I’m four days from my fortieth birthday, and thinking hard about what I’ve learned over the past four decades. Over the next four days, I’m going to write about the four lessons that were hardest for me to learn – these are not necessarily the most important, or the most valuable, or the most insightful. They were just goddamn hard to learn, and in fact I’m still struggling to get them right.
People who give advice usually believe that some particular experience has given them an authority that others might want to regard seriously. That isn’t the case with me: although I’ve had many instructive experiences, I don’t think my historical record is what makes me qualified to give advice, and I don’t think everyone should take my advice seriously. Instead, what makes me qualified to give advice is that I am spectacularly bad at taking it.
I’ve had the great good fortune of having many wise people tell me many wise things, and my usual practice is to squander that good fortune by refusing to take even the best advice at face value.
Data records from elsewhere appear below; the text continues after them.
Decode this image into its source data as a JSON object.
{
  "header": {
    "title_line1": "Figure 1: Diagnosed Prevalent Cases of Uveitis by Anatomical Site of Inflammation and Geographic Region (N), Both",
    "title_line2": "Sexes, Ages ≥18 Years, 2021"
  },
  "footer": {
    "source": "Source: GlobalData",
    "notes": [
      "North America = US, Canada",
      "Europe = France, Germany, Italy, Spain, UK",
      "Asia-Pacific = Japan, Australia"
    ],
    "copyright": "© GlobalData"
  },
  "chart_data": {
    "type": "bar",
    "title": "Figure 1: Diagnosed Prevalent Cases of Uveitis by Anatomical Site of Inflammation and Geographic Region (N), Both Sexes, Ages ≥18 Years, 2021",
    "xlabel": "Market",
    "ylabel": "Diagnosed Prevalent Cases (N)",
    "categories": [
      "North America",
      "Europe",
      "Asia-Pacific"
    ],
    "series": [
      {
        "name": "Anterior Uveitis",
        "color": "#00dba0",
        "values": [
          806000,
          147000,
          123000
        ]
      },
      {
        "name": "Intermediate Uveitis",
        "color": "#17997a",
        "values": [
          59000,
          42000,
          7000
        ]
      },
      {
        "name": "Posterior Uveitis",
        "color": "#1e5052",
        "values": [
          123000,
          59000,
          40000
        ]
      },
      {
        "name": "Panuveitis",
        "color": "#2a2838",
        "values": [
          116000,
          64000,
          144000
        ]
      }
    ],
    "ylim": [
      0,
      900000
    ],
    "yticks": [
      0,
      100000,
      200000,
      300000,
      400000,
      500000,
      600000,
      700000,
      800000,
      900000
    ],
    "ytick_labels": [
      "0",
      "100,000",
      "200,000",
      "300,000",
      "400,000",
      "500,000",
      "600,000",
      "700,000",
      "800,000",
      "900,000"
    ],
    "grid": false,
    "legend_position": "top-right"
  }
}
Instead, I question, I doubt, I criticize, I experiment, I delve down dark alleyways of impulse and instinct – and in the end I painfully find that I should have listened to the wisdom of my betters.
The problem with wise advice is that you have to have wisdom to appreciate it beforehand. And if you had the requisite wisdom in the first place, you wouldn’t need the advice so badly. I never understand good advice until I’ve had the opportunity to fail to follow it. Only by living the bad consequences first-hand can I understand the underpinning that upholds solid wisdom.
Let’s hope that my misfortune is your bounty in these next four posts.